所以现在我可能遇到的问题是内核有我需要的信息,我只是不知道将返回它的系统调用。
I need a very accurate way to time parts of my program. I could use the regular high-resolution clock for this, but that will return wallclock time, which is not what I need: I needthe time spent running only my process.
I distinctly remember seeing a Linux kernel patch that would allow me to time my processes to nanosecond accuracy, except I forgot to bookmark it and I forgot the name of the patch as well :(.
I remember how it works though:
On every context switch, it will read out the value of a high-resolution clock, and add the delta of the last two values to the process time of the running process. This produces a high-resolution accurate view of the process' actual process time.
The regular process time is kept using the regular clock, which is I believe millisecond accurate (1000Hz), which is much too large for my purposes.
Does anyone know what kernel patch I'm talking about? I also remember it was like a word with a letter before or after it -- something like 'rtimer' or something, but I don't remember exactly.
(Other suggestions are welcome too)
The Completely Fair Scheduler suggested suggested by Marko is not what I was looking for, but it looks promising.

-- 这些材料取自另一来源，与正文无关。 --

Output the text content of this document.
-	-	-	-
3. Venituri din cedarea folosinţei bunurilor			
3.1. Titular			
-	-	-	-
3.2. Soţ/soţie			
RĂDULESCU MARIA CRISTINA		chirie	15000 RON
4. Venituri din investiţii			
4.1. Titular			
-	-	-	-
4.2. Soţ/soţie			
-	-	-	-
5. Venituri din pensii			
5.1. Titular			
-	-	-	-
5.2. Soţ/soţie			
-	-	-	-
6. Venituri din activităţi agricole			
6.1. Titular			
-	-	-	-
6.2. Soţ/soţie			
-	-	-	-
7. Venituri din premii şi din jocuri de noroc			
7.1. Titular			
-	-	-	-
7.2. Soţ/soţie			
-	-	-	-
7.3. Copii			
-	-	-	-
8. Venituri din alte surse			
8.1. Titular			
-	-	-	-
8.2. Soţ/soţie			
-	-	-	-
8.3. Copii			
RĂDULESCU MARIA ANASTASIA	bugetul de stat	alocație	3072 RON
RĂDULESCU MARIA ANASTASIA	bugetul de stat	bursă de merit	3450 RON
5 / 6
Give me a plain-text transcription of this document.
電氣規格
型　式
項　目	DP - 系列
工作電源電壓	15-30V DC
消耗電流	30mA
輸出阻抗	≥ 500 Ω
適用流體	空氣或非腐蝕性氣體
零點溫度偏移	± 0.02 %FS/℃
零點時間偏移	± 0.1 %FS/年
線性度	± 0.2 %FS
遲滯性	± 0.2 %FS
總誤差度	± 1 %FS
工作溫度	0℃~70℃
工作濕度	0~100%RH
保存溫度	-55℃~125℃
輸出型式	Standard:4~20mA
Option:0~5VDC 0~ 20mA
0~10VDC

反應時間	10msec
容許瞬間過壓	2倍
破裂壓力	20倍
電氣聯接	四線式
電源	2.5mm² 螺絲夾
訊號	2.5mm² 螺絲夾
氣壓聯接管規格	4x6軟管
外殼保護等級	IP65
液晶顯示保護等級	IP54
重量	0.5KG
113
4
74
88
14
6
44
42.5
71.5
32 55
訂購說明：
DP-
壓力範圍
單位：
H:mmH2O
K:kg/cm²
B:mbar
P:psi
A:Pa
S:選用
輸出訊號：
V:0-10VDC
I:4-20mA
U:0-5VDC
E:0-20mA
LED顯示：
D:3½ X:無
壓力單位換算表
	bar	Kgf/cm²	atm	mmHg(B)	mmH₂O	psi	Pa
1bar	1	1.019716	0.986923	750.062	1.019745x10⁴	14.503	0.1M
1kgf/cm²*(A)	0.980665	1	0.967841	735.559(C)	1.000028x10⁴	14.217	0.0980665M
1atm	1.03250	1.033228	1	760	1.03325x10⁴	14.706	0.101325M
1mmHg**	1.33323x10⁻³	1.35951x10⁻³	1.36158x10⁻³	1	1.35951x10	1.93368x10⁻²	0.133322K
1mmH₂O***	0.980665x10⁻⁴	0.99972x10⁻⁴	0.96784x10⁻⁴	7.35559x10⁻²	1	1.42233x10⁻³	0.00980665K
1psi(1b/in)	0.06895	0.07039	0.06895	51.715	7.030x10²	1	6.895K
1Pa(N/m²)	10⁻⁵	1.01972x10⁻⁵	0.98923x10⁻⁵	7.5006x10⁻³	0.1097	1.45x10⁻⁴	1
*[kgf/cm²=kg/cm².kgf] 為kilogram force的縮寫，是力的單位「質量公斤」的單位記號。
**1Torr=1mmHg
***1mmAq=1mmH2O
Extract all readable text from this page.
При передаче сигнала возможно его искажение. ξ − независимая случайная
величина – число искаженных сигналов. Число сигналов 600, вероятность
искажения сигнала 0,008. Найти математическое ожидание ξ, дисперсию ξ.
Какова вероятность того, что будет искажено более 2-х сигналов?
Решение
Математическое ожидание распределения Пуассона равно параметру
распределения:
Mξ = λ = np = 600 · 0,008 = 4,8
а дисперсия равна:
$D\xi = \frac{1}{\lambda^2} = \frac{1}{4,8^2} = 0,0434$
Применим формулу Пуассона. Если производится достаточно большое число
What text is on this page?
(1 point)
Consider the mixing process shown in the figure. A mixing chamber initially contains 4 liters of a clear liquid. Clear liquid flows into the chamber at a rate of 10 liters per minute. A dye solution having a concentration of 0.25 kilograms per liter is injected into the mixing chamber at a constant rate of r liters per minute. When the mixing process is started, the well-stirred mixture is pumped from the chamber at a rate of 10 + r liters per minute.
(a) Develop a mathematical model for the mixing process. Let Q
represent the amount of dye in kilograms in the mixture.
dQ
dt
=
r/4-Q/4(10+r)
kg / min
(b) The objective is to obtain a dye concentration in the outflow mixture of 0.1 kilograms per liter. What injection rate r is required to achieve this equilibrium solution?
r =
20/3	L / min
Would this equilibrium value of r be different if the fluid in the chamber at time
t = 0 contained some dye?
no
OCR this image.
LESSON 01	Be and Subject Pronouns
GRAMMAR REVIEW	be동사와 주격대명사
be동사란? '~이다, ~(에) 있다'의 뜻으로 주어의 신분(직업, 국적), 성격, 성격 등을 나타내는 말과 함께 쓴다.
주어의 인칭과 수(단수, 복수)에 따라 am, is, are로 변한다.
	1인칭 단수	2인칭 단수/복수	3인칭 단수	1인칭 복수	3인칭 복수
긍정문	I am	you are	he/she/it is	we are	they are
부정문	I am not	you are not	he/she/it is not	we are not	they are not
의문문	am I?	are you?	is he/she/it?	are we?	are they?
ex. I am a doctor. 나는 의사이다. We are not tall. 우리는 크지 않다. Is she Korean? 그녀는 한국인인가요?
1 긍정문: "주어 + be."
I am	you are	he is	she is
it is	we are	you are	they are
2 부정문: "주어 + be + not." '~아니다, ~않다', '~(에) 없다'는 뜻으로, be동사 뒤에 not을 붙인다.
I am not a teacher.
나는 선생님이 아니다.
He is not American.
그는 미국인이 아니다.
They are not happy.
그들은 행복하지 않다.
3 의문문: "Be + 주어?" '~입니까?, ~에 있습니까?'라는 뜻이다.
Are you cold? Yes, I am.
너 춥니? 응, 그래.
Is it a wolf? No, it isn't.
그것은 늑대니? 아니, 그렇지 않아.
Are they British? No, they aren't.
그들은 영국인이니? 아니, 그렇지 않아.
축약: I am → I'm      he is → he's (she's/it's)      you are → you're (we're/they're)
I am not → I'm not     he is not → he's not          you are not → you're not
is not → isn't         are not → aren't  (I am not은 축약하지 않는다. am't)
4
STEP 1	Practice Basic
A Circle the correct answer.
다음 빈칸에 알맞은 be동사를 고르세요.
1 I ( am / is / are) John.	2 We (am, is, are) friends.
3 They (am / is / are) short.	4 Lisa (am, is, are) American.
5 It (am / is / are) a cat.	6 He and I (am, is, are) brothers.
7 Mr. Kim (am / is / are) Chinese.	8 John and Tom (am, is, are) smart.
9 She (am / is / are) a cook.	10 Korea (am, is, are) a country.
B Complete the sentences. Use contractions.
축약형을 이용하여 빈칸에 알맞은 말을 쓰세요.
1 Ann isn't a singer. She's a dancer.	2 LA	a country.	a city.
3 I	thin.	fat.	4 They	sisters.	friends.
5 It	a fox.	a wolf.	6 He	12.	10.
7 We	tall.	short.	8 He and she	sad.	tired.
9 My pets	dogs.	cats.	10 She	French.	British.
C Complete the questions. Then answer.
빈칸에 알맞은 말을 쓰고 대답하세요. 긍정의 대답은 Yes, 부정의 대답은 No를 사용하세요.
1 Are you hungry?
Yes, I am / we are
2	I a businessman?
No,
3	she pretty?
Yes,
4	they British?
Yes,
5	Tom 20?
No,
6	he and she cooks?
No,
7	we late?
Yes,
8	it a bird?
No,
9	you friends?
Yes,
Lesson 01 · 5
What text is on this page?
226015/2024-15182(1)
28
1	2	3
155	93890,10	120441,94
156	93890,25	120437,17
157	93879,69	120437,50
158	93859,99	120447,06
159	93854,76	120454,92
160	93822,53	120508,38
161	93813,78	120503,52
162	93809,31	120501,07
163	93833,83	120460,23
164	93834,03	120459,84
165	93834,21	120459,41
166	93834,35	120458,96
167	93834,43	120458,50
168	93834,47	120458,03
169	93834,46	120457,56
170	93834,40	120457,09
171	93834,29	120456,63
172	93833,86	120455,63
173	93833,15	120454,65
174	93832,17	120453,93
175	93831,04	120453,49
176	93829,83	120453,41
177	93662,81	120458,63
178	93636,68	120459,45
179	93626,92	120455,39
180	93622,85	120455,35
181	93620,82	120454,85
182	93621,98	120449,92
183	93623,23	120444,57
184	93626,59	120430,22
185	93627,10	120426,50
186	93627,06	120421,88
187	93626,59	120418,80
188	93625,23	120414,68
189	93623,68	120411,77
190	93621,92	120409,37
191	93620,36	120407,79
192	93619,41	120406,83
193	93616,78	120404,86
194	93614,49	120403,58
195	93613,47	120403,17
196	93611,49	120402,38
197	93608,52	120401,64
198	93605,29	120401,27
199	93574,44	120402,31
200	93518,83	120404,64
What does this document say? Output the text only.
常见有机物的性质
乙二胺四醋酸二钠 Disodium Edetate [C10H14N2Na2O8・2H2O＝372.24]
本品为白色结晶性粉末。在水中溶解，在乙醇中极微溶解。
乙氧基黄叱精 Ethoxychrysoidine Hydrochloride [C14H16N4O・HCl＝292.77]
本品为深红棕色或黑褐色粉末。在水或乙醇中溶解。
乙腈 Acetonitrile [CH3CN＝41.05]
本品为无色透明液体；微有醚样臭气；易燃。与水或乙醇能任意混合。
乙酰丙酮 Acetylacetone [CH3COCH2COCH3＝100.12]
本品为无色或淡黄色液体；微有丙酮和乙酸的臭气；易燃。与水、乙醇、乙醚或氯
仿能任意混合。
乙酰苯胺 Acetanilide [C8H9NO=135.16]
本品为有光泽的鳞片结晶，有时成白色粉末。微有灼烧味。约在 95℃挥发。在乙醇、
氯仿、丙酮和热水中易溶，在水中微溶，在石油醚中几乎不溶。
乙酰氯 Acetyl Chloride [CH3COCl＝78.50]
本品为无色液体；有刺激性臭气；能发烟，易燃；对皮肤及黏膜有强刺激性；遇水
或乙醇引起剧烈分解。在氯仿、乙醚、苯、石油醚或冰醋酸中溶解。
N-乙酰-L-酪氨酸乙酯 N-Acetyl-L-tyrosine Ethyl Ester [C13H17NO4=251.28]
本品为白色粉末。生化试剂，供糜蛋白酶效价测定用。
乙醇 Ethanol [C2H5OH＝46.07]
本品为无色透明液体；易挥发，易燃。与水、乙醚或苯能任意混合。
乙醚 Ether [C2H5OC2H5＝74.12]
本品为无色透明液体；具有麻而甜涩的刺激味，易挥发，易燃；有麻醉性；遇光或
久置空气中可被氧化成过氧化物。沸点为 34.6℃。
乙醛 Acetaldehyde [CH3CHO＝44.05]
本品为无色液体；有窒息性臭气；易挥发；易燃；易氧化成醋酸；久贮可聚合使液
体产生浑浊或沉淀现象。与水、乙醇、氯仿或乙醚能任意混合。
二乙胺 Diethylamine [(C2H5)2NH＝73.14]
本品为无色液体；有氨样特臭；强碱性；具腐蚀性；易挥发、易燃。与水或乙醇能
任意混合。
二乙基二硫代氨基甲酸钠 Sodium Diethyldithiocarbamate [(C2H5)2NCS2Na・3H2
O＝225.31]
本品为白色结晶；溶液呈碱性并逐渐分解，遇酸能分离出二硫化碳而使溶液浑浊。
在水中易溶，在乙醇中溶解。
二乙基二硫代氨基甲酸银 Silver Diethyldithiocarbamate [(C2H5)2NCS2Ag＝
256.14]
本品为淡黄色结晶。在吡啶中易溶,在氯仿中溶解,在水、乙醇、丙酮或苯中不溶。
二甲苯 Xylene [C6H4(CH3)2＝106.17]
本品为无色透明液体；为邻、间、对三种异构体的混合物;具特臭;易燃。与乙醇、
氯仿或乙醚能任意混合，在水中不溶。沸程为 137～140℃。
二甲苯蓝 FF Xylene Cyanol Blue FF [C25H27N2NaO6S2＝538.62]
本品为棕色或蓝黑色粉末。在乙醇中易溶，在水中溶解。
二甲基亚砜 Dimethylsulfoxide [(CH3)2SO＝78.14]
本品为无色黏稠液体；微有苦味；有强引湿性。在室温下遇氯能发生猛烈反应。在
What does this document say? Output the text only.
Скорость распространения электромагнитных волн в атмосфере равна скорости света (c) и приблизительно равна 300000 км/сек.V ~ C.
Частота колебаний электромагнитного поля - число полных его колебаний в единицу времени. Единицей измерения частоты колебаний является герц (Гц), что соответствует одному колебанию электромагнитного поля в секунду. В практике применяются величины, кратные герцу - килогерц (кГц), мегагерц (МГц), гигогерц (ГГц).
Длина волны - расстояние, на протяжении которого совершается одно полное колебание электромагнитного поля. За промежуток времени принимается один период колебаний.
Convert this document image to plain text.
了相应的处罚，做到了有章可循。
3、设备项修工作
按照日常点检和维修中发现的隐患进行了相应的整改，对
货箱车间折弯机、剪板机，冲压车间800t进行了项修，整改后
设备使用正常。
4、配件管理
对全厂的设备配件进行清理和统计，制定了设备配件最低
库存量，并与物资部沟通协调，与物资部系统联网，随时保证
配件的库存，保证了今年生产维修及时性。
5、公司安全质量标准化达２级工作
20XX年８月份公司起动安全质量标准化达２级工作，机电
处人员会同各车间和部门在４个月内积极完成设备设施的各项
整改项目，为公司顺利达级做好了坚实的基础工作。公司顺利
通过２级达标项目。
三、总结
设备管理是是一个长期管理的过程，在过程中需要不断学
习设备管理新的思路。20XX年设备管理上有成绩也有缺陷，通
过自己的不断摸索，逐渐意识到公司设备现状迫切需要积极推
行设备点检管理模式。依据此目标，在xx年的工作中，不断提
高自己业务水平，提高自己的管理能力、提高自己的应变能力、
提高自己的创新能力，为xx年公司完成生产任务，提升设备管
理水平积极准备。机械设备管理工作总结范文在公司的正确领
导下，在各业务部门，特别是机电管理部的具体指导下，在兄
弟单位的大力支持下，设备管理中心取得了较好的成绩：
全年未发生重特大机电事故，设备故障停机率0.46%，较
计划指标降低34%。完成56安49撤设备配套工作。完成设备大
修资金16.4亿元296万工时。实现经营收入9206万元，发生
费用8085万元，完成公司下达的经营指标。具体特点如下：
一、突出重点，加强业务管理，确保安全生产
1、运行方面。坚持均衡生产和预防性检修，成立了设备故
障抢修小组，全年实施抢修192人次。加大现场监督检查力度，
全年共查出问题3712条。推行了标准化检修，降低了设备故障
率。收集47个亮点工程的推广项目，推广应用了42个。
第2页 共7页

The problem I have with it is that the calls I can use to get process time are still not returning values that are granular enough.
- times() is returning values 21, 22, in milliseconds.
- clock() is returning values 21000, 22000, same granularity.
- getrusage() is returning values like 210002, 22001 (and somesuch), they look to have a bit better accuracy but the values look conspicuously the same.
So now the problem I'm probably having is that the kernel has the information I need, I just don't know the system call that will return it.
如果你对这篇内容有疑问,欢迎到本站社区发帖提问 参与讨论,获取更多帮助,或者扫码二维码加入 Web 技术交流群。
绑定邮箱获取回复消息
由于您还没有绑定你的真实邮箱,如果其他用户或者作者回复了您的评论,将不能在第一时间通知您!
发布评论
评论(8)
如果您正在寻找这种级别的时序分辨率,您可能正在尝试进行一些微观优化。 如果是这种情况,您应该查看 PAPI。 它不仅提供挂钟和虚拟(仅限进程)计时信息,还提供对 CPU 事件计数器的访问,这在您尝试提高性能时是必不可少的。
http://icl.cs.utk.edu/papi/
If you are looking for this level of timing resolution, you are probably trying to do some micro-optimization. If that's the case, you should look at PAPI. Not only does it provide both wall-clock and virtual (process only) timing information, it also provides access to CPU event counters, which can be indispensable when you are trying to improve performance.
http://icl.cs.utk.edu/papi/
请参阅此问题了解更多信息。
我用于此类事情的工具是 gettimeofday()。 它提供了秒和微秒的结构。 在代码之前调用它,然后在代码之后再次调用它。 然后只需使用timersub将这两个结构体相减,您就可以从tv_usec字段中获取以秒为单位的时间。
See this question for some more info.
Something I've used for such things is gettimeofday(). It provides a structure with seconds and microseconds. Call it before the code, and again after. Then just subtract the two structs using timersub, and you can get the time it took in seconds from the tv_usec field.
如果您需要非常小的时间单位来(我假设)测试软件的速度,我建议只在循环中运行您想要计时的部分数百万次,计算循环前后的时间并计算平均值。 这样做的一个很好的副作用(除了不需要弄清楚如何使用纳秒之外)是,您将获得更一致的结果,因为由操作系统调度程序引起的随机开销将被平均掉。
当然,除非您的程序不需要能够在一秒钟内运行数百万次,否则如果您无法测量毫秒的运行时间,那么它可能已经足够快了。
If you need very small time units to for (I assume) testing the speed of your software, I would reccomend just running the parts you want to time in a loop millions of times, take the time before and after the loop and calculate the average. A nice side-effect of doing this (apart from not needing to figure out how to use nanoseconds) is that you would get more consistent results because the random overhead caused by the os sceduler will be averaged out.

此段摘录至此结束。